Entrevista a Fabián Olaz
Lara María Velázquez entrevistó a Fabián Maero para la web Cambio de Hábitos. Hay entrevistas que son muy difíciles de leer, las lees como una tarea o una obligación. Esta no es una de esas. Con su estilo único Fabián nos cuenta cómo llegó a las terapia contextuales, por qué es importante la terapia basada en procesos, las características de ACT y BATD y mucho más. Aquí les comparto dos fragmentos que me gustaron mucho.
Sobre el copyright de los tratamientos y la terapia basada en procesos:
—En realidad lo que pasa es esto: la Terapia Basada en Procesos, es también un nombre acuñado por Hayes, por lo cual, yo no diría que son necesariamente cosas distintas. Si querés, yo creo que hay algo interesante en pensar a la terapia basada en procesos y es el empezar a pensar un poco más allá de las marcas de tratamiento, pensar un poco más allá del copyright del tratamiento donde alguien hace un modelo de terapia, le pone marca registrada y empieza a vender eso… Me parece que lo interesante de pensar la terapia basada en procesos es un poco eso; encontrar ciertos puntos en común, más allá de las diferencias de copyright entre los distintos modelos. Me parece que es un movimiento interesante en ese sentido.

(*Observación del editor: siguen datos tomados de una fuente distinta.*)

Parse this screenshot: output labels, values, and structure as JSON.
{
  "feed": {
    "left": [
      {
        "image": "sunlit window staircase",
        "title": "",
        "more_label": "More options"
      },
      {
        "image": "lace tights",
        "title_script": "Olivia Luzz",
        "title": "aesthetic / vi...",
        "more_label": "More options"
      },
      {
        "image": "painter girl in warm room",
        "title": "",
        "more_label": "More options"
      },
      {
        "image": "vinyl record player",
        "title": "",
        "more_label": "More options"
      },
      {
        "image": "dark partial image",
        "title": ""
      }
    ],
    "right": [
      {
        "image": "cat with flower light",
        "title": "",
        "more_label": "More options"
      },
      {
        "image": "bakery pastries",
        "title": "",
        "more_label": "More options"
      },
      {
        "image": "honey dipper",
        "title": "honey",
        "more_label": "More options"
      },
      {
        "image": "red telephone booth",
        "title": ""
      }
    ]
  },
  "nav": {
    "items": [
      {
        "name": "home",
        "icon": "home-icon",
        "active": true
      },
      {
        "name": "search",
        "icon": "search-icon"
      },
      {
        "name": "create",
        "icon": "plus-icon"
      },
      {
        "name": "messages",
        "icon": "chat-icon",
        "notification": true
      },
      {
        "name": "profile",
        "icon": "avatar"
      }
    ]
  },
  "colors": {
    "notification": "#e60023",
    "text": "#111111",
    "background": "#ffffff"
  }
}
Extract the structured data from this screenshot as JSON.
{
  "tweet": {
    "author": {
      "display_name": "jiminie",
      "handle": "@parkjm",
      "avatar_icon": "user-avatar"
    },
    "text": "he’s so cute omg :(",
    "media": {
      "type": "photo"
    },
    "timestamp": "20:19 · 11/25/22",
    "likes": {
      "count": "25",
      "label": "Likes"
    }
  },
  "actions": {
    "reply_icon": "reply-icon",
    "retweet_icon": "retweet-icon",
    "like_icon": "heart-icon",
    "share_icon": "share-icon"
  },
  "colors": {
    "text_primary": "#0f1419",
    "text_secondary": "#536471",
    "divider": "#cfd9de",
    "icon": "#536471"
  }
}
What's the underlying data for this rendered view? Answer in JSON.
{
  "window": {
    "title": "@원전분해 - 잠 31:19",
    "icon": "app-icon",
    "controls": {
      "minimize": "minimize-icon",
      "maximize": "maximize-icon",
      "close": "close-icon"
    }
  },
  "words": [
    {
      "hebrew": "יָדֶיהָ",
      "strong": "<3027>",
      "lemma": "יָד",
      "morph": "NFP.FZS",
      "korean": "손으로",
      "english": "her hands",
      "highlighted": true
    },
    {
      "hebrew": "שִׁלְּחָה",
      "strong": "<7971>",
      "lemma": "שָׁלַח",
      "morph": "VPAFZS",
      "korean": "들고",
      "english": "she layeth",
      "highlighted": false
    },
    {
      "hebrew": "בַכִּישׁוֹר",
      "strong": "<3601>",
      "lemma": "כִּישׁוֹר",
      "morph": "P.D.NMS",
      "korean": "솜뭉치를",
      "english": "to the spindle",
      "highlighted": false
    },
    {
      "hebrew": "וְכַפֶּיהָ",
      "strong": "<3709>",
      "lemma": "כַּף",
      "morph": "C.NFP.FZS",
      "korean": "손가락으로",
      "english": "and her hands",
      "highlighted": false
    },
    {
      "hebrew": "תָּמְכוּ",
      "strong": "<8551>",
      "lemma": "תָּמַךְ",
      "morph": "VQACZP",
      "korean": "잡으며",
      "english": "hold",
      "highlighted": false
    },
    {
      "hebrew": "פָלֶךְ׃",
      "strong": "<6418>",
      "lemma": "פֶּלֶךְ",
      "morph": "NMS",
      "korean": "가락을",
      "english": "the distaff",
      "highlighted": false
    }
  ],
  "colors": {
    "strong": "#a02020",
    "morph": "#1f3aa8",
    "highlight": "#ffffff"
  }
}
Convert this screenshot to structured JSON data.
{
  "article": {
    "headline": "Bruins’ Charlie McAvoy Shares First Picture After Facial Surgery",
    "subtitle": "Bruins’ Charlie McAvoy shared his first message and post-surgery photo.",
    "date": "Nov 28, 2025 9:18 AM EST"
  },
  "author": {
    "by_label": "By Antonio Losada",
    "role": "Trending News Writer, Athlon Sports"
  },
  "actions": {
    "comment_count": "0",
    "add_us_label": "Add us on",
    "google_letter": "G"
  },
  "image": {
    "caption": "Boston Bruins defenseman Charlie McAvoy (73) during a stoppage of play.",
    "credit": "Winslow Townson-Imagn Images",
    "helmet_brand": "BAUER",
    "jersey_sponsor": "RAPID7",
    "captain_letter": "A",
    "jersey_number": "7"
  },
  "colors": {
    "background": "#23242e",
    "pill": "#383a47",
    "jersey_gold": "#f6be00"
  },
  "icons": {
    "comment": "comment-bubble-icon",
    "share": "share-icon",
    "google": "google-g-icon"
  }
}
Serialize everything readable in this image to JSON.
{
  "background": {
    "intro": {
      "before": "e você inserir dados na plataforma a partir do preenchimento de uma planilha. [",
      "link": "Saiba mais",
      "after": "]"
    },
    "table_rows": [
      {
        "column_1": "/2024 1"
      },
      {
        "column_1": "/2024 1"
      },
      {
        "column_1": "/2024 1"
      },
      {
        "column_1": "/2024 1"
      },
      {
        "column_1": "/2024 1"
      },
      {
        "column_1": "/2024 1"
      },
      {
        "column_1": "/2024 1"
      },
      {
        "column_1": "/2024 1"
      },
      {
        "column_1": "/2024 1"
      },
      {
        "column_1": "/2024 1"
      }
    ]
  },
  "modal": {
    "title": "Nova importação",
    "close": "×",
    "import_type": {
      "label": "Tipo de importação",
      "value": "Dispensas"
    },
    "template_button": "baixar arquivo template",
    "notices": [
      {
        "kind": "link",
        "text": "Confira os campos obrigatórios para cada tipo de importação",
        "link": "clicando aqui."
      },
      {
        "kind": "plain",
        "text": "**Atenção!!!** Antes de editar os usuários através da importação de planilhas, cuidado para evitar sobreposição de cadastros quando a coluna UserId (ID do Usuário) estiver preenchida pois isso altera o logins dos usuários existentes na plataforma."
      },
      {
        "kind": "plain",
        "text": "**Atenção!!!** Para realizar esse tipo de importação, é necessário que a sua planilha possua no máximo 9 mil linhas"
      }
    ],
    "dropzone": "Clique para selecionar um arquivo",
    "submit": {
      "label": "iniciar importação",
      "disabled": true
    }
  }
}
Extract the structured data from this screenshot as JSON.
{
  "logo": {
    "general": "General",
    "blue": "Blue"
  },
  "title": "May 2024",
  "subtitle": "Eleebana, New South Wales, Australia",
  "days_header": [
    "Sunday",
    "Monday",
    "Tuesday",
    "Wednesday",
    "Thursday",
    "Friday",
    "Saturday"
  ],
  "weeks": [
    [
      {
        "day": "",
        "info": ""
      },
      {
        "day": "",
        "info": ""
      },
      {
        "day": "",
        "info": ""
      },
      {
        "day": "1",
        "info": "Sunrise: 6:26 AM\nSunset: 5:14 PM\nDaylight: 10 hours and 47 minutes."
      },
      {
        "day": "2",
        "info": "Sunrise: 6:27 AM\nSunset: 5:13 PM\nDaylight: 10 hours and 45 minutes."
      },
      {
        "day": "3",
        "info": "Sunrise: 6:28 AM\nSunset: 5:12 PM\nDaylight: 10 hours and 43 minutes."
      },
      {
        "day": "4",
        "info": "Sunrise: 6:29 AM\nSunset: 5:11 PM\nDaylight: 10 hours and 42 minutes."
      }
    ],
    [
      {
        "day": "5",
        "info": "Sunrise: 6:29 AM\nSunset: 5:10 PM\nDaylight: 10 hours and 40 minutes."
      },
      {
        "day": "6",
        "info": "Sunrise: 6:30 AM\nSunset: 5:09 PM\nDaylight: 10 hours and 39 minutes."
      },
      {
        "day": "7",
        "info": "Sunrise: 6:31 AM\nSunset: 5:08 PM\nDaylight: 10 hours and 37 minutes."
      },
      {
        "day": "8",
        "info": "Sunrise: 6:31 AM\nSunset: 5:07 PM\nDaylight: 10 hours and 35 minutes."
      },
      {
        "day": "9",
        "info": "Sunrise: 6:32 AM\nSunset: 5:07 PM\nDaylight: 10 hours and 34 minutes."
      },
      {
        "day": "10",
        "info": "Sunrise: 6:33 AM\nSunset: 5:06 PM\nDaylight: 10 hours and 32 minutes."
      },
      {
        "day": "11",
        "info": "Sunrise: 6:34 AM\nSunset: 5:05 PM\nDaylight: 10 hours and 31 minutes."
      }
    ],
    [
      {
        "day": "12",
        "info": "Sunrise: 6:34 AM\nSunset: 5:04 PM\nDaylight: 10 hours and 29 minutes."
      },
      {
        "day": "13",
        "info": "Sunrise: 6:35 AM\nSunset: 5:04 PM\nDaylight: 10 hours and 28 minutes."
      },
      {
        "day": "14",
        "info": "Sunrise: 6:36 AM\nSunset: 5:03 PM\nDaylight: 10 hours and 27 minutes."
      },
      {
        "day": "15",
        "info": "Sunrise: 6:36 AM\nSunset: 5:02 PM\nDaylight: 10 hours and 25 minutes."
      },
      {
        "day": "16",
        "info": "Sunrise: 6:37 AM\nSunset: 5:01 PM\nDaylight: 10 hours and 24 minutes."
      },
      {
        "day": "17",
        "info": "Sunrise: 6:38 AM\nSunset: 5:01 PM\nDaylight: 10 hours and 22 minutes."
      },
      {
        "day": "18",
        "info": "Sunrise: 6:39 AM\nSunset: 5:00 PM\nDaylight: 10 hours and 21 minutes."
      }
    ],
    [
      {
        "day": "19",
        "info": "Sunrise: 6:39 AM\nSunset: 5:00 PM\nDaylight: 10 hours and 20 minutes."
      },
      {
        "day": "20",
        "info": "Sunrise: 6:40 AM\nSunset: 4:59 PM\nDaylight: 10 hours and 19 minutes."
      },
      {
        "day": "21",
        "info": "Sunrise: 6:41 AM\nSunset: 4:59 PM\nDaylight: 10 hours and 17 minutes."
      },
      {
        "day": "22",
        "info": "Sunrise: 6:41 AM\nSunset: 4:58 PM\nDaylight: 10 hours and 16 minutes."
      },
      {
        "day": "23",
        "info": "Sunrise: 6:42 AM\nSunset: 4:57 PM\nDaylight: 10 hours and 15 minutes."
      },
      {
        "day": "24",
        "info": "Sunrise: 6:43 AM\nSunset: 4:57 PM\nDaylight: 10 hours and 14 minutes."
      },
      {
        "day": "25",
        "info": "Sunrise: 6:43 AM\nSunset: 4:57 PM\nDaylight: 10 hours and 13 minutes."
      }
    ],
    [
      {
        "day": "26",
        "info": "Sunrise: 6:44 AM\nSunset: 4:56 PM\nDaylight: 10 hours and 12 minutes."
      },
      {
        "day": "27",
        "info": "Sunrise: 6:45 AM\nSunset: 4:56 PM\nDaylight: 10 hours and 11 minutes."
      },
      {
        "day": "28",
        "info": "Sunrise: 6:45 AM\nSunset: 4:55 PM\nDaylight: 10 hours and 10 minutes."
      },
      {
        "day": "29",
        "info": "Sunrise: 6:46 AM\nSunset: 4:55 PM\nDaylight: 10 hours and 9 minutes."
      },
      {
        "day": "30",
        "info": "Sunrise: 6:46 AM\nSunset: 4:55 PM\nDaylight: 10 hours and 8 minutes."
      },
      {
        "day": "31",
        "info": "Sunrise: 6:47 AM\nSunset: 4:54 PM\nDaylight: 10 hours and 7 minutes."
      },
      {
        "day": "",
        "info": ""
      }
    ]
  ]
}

Yo creo que —en algún punto esto es un poco controversial— pero yo creo que es una dirección deseable; que quizás dejamos de necesitar hablar de modelos de tratamientos. Quizás sea la dirección hacia la cual podamos movernos —y cuando digo movernos es de acá a los 200 años, no soy optimista con respecto a los tiempos. Me parece que lo que necesitamos, es poder empezar a hablar de “psicoterapia», a secas, no de marcas. Que cuando alguien haga psicoterapia, la atención que reciba esté basada en procedimientos, procesos, que tengan cierto soporte empírico, con una formulación de caso, que tenga bases conceptuales y filosóficas sólidas. Yo creo que esa sería una dirección deseable. Hoy en día tenemos un montón de marcas distintas. No es que necesariamente sea algo malo, pero muchas veces creo que hay muchas distinciones más vinculadas con cuidar la quinta, con cuidar un espacio, más que con seguir la evidencia. Y eso es un problema.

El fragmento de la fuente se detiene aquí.